Lesson 9: Use LLM clone models to keep data secure

Most customers don’t want their data exposed to foundational model providers like OpenAI and Anthropic—and understandably so. And if they don’t want their data exposed to them, they definitely don’t want their data training them.

LLM clone models that stay within your own environment can be a great solution here. We chose Anthropic Claude model clones served on AWS Bedrock within our own AWS environment, but other solutions like OpenAI inside Azure or Gemini inside Google Cloud can also be great choices. 

It’s also always possible to serve your own model using these services. This solution can look different for each team!

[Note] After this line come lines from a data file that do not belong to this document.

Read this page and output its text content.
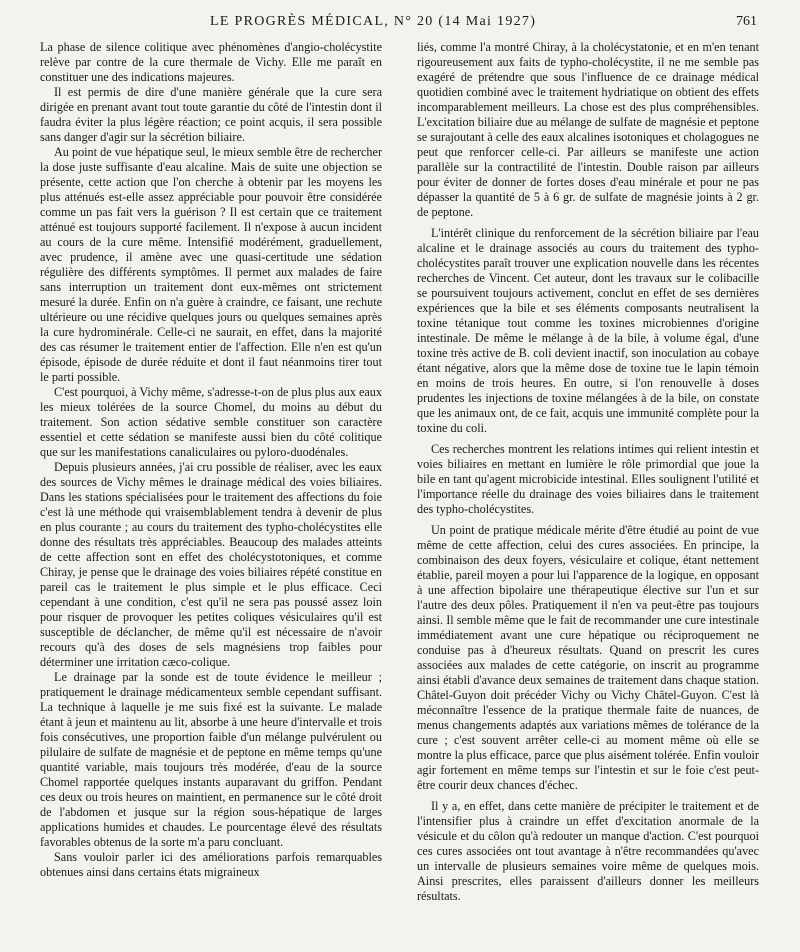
LE PROGRÈS MÉDICAL, N° 20 (14 Mai 1927)	761

La phase de silence colitique avec phénomènes d'angio-cholécystite relève par contre de la cure thermale de Vichy. Elle me paraît en constituer une des indications majeures.

Il est permis de dire d'une manière générale que la cure sera dirigée en prenant avant tout toute garantie du côté de l'intestin dont il faudra éviter la plus légère réaction; ce point acquis, il sera possible sans danger d'agir sur la sécrétion biliaire.

Au point de vue hépatique seul, le mieux semble être de rechercher la dose juste suffisante d'eau alcaline. Mais de suite une objection se présente, cette action que l'on cherche à obtenir par les moyens les plus atténués est-elle assez appréciable pour pouvoir être considérée comme un pas fait vers la guérison ? Il est certain que ce traitement atténué est toujours supporté facilement. Il n'expose à aucun incident au cours de la cure même. Intensifié modérément, graduellement, avec prudence, il amène avec une quasi-certitude une sédation régulière des différents symptômes. Il permet aux malades de faire sans interruption un traitement dont eux-mêmes ont strictement mesuré la durée. Enfin on n'a guère à craindre, ce faisant, une rechute ultérieure ou une récidive quelques jours ou quelques semaines après la cure hydrominérale. Celle-ci ne saurait, en effet, dans la majorité des cas résumer le traitement entier de l'affection. Elle n'en est qu'un épisode, épisode de durée réduite et dont il faut néanmoins tirer tout le parti possible.

C'est pourquoi, à Vichy même, s'adresse-t-on de plus plus aux eaux les mieux tolérées de la source Chomel, du moins au début du traitement. Son action sédative semble constituer son caractère essentiel et cette sédation se manifeste aussi bien du côté colitique que sur les manifestations canaliculaires ou pyloro-duodénales.

Depuis plusieurs années, j'ai cru possible de réaliser, avec les eaux des sources de Vichy mêmes le drainage médical des voies biliaires. Dans les stations spécialisées pour le traitement des affections du foie c'est là une méthode qui vraisemblablement tendra à devenir de plus en plus courante ; au cours du traitement des typho-cholécystites elle donne des résultats très appréciables. Beaucoup des malades atteints de cette affection sont en effet des cholécystotoniques, et comme Chiray, je pense que le drainage des voies biliaires répété constitue en pareil cas le traitement le plus simple et le plus efficace. Ceci cependant à une condition, c'est qu'il ne sera pas poussé assez loin pour risquer de provoquer les petites coliques vésiculaires qu'il est susceptible de déclancher, de même qu'il est nécessaire de n'avoir recours qu'à des doses de sels magnésiens trop faibles pour déterminer une irritation cæco-colique.

Le drainage par la sonde est de toute évidence le meilleur ; pratiquement le drainage médicamenteux semble cependant suffisant. La technique à laquelle je me suis fixé est la suivante. Le malade étant à jeun et maintenu au lit, absorbe à une heure d'intervalle et trois fois consécutives, une proportion faible d'un mélange pulvérulent ou pilulaire de sulfate de magnésie et de peptone en même temps qu'une quantité variable, mais toujours très modérée, d'eau de la source Chomel rapportée quelques instants auparavant du griffon. Pendant ces deux ou trois heures on maintient, en permanence sur le côté droit de l'abdomen et jusque sur la région sous-hépatique de larges applications humides et chaudes. Le pourcentage élevé des résultats favorables obtenus de la sorte m'a paru concluant.

Sans vouloir parler ici des améliorations parfois remarquables obtenues ainsi dans certains états migraineux

liés, comme l'a montré Chiray, à la cholécystatonie, et en m'en tenant rigoureusement aux faits de typho-cholécystite, il ne me semble pas exagéré de prétendre que sous l'influence de ce drainage médical quotidien combiné avec le traitement hydriatique on obtient des effets incomparablement meilleurs. La chose est des plus compréhensibles. L'excitation biliaire due au mélange de sulfate de magnésie et peptone se surajoutant à celle des eaux alcalines isotoniques et cholagogues ne peut que renforcer celle-ci. Par ailleurs se manifeste une action parallèle sur la contractilité de l'intestin. Double raison par ailleurs pour éviter de donner de fortes doses d'eau minérale et pour ne pas dépasser la quantité de 5 à 6 gr. de sulfate de magnésie joints à 2 gr. de peptone.

L'intérêt clinique du renforcement de la sécrétion biliaire par l'eau alcaline et le drainage associés au cours du traitement des typho-cholécystites paraît trouver une explication nouvelle dans les récentes recherches de Vincent. Cet auteur, dont les travaux sur le colibacille se poursuivent toujours activement, conclut en effet de ses dernières expériences que la bile et ses éléments composants neutralisent la toxine tétanique tout comme les toxines microbiennes d'origine intestinale. De même le mélange à de la bile, à volume égal, d'une toxine très active de B. coli devient inactif, son inoculation au cobaye étant négative, alors que la même dose de toxine tue le lapin témoin en moins de trois heures. En outre, si l'on renouvelle à doses prudentes les injections de toxine mélangées à de la bile, on constate que les animaux ont, de ce fait, acquis une immunité complète pour la toxine du coli.

Ces recherches montrent les relations intimes qui relient intestin et voies biliaires en mettant en lumière le rôle primordial que joue la bile en tant qu'agent microbicide intestinal. Elles soulignent l'utilité et l'importance réelle du drainage des voies biliaires dans le traitement des typho-cholécystites.

Un point de pratique médicale mérite d'être étudié au point de vue même de cette affection, celui des cures associées. En principe, la combinaison des deux foyers, vésiculaire et colique, étant nettement établie, pareil moyen a pour lui l'apparence de la logique, en opposant à une affection bipolaire une thérapeutique élective sur l'un et sur l'autre des deux pôles. Pratiquement il n'en va peut-être pas toujours ainsi. Il semble même que le fait de recommander une cure intestinale immédiatement avant une cure hépatique ou réciproquement ne conduise pas à d'heureux résultats. Quand on prescrit les cures associées aux malades de cette catégorie, on inscrit au programme ainsi établi d'avance deux semaines de traitement dans chaque station. Châtel-Guyon doit précéder Vichy ou Vichy Châtel-Guyon. C'est là méconnaître l'essence de la pratique thermale faite de nuances, de menus changements adaptés aux variations mêmes de tolérance de la cure ; c'est souvent arrêter celle-ci au moment même où elle se montre la plus efficace, parce que plus aisément tolérée. Enfin vouloir agir fortement en même temps sur l'intestin et sur le foie c'est peut-être courir deux chances d'échec.

Il y a, en effet, dans cette manière de précipiter le traitement et de l'intensifier plus à craindre un effet d'excitation anormale de la vésicule et du côlon qu'à redouter un manque d'action. C'est pourquoi ces cures associées ont tout avantage à n'être recommandées qu'avec un intervalle de plusieurs semaines voire même de quelques mois. Ainsi prescrites, elles paraissent d'ailleurs donner les meilleurs résultats.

Lesson 10: Leverage structured output response formats

The release of structured output formats has been a huge change (and help!) for developers using AI in production. 

Leveraging structured output formats allows teams to define the exact format a model response should arrive in. This governed consistency allows data teams to easily mix AI with deterministic code to deliver a response structure that’s deterministic even if the content itself is not. And when it comes to developing AI, my biggest takeaway is this—the more control you can have, the better.

The future is data + AI observability 

Data and AI are no longer two separate systems, they’re one in the same—and that means the first-party data that augments your AI is as inextricable to its success as the input and model engine that power it. 

As we continue to develop new AI systems for Monte Carlo—and as we work with our customers to observe the data, system, code and model of their own agentic solutions—we know the learnings will flow right along with it.

Technologies will come and go. Models will rise and fall. But one thing that’s become absolutely clear is this—those AI pipelines will need to be observed by an end-to-end data+AI observability solution. You can’t deliver customer value without trust—and you can’t deliver trust without reliable data and AI. If you only take one lesson away, I’d make sure it’s that one.